4. Sketch a graph of the function $x$ for $t>0.$ Is there a time when the point $P$ is moving backwards? Use your graph to justify your answer.

## IM Commentary

In this task, students use trigonometric functions to model the movement of a point around a wheel and, in the case of part (c), through space (F-TF.5). Students also interpret features of graphs in terms of the given real-world context (F-IF.4).

In order to complete part (a), students must use the linear speed of the wheel to determine its angular speed, and use the unit circle definitions of trigonometric functions (or judicious guessing) to construct a function that gives the vertical position of the point P. In part (c), students must use similar ideas to write a function for the horizontal position of the point P with respect to the center of the wheel, and then combine this with the horizontal position of the center of the wheel to obtain the point's horizontal position with respect to the starting point. The difficulty of the task likely makes it more appropriate for groupwork than as an individual exercise.

## Solution

1. Since we are currently interested only in the vertical position of the point $P$, we can ignore the fact that the wheel is moving horizontally and pretend that the center of the wheel is stationary. To find an expression for $y(t)$, we start by defining $\theta$ to be the angle shown below:

Since the wheel moves at a speed of 2.4 m/s, and the circumference of the wheel is $2\pi r = 0.4 \pi$ meters, the wheel completes $\frac{2.4}{0.4 \pi} = \frac{6}{\pi}$ rotations per second. This means that $\theta$ is increasing at a rate of $\frac{6}{\pi} \cdot 2\pi = 12$ radians per second. So $\theta = 12t$, where $t$ is the time in seconds after the wheel begins to move.
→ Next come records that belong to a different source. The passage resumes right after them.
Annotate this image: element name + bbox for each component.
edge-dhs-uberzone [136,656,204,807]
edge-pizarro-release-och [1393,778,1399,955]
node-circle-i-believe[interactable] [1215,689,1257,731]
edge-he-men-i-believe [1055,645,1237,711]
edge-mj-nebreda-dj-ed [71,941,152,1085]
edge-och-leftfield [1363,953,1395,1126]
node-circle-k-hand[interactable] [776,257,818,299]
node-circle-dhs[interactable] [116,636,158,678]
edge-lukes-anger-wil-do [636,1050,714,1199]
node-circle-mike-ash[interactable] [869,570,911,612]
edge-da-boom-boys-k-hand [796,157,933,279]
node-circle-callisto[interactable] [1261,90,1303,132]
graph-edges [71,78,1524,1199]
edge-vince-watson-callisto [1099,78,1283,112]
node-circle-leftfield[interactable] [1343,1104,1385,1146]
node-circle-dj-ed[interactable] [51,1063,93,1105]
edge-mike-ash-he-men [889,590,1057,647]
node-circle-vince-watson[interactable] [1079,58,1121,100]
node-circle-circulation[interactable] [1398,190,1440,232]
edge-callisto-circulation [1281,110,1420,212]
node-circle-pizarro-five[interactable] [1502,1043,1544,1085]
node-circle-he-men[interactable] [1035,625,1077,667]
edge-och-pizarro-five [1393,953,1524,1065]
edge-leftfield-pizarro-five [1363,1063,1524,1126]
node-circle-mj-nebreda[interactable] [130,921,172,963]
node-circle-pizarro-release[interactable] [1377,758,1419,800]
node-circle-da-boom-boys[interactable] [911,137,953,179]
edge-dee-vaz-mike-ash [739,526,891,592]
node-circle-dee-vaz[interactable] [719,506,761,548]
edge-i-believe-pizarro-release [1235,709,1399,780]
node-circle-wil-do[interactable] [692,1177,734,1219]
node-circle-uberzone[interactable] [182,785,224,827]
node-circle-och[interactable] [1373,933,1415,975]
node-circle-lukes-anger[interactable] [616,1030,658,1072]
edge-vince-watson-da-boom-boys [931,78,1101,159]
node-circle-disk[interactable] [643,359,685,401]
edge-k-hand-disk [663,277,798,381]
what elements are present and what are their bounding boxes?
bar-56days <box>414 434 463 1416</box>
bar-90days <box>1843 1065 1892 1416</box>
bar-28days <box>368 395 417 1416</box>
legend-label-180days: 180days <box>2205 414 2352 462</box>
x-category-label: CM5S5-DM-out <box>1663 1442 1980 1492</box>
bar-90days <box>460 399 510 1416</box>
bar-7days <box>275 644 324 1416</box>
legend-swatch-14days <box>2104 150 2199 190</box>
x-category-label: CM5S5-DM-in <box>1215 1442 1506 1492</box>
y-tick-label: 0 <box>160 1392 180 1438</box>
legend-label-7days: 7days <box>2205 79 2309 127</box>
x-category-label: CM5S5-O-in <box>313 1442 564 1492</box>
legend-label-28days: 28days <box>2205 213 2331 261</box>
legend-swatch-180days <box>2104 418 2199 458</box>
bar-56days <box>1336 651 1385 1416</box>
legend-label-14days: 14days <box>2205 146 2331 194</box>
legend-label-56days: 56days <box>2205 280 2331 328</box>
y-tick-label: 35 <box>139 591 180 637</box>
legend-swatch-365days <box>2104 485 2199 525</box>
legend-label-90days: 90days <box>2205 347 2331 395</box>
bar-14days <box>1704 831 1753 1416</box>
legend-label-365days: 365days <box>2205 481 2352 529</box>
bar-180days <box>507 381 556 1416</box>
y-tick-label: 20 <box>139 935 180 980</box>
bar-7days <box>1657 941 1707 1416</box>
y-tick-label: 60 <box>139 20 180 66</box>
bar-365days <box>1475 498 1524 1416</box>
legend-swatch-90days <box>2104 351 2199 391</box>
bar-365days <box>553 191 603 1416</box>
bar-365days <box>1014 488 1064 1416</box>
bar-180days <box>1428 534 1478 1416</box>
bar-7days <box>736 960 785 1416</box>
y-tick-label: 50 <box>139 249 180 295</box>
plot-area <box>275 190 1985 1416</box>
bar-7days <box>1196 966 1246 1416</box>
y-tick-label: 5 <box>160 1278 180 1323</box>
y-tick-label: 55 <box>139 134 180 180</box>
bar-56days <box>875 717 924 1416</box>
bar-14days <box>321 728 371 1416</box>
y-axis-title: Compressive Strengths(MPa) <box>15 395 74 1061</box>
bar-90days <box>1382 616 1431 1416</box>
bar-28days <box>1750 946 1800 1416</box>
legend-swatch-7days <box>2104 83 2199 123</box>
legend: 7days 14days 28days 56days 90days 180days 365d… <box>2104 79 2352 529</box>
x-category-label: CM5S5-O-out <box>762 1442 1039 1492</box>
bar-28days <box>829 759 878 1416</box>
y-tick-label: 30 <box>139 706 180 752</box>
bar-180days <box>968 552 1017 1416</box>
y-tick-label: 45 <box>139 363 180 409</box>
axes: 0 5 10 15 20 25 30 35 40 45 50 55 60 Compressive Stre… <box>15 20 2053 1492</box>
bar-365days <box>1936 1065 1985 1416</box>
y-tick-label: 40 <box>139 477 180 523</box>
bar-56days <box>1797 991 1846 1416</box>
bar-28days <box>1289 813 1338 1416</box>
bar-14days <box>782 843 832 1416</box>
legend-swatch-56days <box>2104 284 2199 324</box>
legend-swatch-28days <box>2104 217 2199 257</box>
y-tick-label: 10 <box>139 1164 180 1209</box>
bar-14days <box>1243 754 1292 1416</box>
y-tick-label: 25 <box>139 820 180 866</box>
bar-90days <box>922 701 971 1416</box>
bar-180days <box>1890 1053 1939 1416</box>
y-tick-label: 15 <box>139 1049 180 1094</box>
We observe that the height of the point P is equal to 0.2 meters, the height of the center of the wheel, plus or minus the vertical part of the radius from the center of the wheel to P. The vertical part of the radius is $0.2 \cos \theta = 0.2 \cos (12t)$, so the height of the point P is given by $$y(t) = 0.2 - 0.2 \cos(12t).$$

2. Graphing the function $y(t)$, we notice that the graph of the function touches the line $y = 0$ but does not go below this line. This makes sense in terms of the real-world context, because the height of the point $P$ reaches zero but does not go below zero, since the point $P$ never goes beneath the surface.
3. If we pretend temporarily that the center of the wheel is stationary, we can use our finding from part (a) that $\theta = 12t$ to show that the horizontal position of the point $P$, with respect to the center of the circle, is $- 0.2\sin(12 t)$. (This is because the length of the horizontal part of the radius from the center to point $P$ is $0.2 \sin(12 t)$, and this part initially points to the left.)

Now we take into account the horizontal motion of the center of the wheel. Since the center is advancing at a rate of 2.4 meters per second, the horizontal position of the point $P$ is equal to $$x(t) = 2.4 t - 0.2 \sin(12 t).$$

4. Note that the scale for this graph is not the same as the scale for the graph given in part (b).

To determine whether the point $P$ ever moves backwards, we look at the graph of $x(t)$ to see whether $x$ ever decreases. The graph suggests that $x$ does not decrease, though there are points at which the graph is momentarily horizontal. At the times corresponding to these points, the horizontal movement of $P$ has momentarily slowed to a halt. If we put the graphs of $x(t)$ and $y(t)$ on the same set of axes, we can also observe that the times when $P$ stops advancing horizontally are the same times when $P\,$ touches the surface.